There are many steps that need to happen for a drug to be made available in a country. One of these is getting the treatment registered in the country, so it can be added to that country’s approved list of treatments. Pharmaceutical companies will often apply to a country to have their treatment registered, and the government organisation will have to weigh up all the available evidence.

This is where national patient organisations, such as the Iran MS Society can play a role: by setting out clearly the benefit of having this specific drug made available for people with MS.

1. Support for registration of cladribine

The Iran MS Society, which includes healthcare professionals and people with MS, wrote a letter of support when Merck applied to have cladribine registered in Iran in 2024.

2. Discussion with the Ministry of Health

The formal application process was followed by discussions with the Iranian Ministry of Health. Professor Mohammad Ali Sahraian, the Vice-President of the Iran MS Society is also a member of MSIF’s International Medical and Scientific Expert Group, and is very knowledgeable about the work to get MS treatments listed on the World Health Organization’s Essential Medicines List. Therefore, he could use the WHO EML listing as key evidence for the importance of making cladribine available to people with MS in Iran.

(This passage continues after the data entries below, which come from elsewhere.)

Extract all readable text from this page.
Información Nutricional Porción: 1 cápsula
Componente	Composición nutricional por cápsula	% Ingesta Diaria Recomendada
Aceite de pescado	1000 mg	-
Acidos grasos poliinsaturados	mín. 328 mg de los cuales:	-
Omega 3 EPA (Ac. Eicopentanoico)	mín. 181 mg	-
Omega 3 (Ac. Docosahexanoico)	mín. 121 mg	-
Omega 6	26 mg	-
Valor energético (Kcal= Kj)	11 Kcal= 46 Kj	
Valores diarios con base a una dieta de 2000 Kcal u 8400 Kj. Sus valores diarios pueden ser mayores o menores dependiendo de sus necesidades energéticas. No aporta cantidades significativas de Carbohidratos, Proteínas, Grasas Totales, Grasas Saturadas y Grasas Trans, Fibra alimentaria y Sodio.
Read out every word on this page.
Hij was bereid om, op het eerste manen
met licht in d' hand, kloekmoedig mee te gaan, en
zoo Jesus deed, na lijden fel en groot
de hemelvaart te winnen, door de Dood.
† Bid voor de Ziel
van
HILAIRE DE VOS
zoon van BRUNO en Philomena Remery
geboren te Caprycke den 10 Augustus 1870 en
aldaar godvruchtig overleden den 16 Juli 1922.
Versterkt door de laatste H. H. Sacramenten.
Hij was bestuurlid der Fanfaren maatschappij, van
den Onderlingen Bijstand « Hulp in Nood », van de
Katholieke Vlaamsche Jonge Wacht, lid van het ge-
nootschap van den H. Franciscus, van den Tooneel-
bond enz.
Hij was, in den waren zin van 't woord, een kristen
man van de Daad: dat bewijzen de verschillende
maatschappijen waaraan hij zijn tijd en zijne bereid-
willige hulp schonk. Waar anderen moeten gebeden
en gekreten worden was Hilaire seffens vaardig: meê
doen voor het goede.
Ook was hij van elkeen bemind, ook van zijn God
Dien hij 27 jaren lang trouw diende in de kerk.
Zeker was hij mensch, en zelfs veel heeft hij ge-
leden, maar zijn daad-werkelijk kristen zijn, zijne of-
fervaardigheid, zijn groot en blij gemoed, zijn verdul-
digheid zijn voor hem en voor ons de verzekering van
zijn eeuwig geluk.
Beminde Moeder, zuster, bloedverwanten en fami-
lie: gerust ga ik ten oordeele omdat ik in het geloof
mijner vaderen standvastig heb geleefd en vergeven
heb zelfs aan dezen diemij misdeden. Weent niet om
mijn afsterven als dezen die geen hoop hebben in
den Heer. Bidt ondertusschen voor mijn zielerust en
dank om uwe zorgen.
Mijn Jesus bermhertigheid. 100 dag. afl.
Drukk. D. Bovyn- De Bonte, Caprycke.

3. Advocacy to get insurance coverage

Although cladribine was successfully registered in Iran in 2024, at first it was only available if covered by private insurance, or at very high out-of-pocket cost. It was not available through the public insurance scheme. The Iranian MS Society therefore wrote another letter setting out the case for why cladribine should be covered by public insurance, requesting the Ministry of Health to provide some co-payment for this treatment. Here again, the evidence of cladribine being listed by the WHO on the EML was used in negotiations with insurance companies. Cladribine is now partly covered by the public insurance scheme, meaning that more people are able to access this treatment.

How did the listing of MS treatments on the WHO EML help?

In countries where several treatments are already available, policy-makers might push back on requests for additional treatments to be licensed, even more so if the treatments will require government reimbursement. So the listing of specific treatments on the WHO EML really helped, by showing that a specific treatment recommended by the WHO as a minimum essential treatment was not available in the country.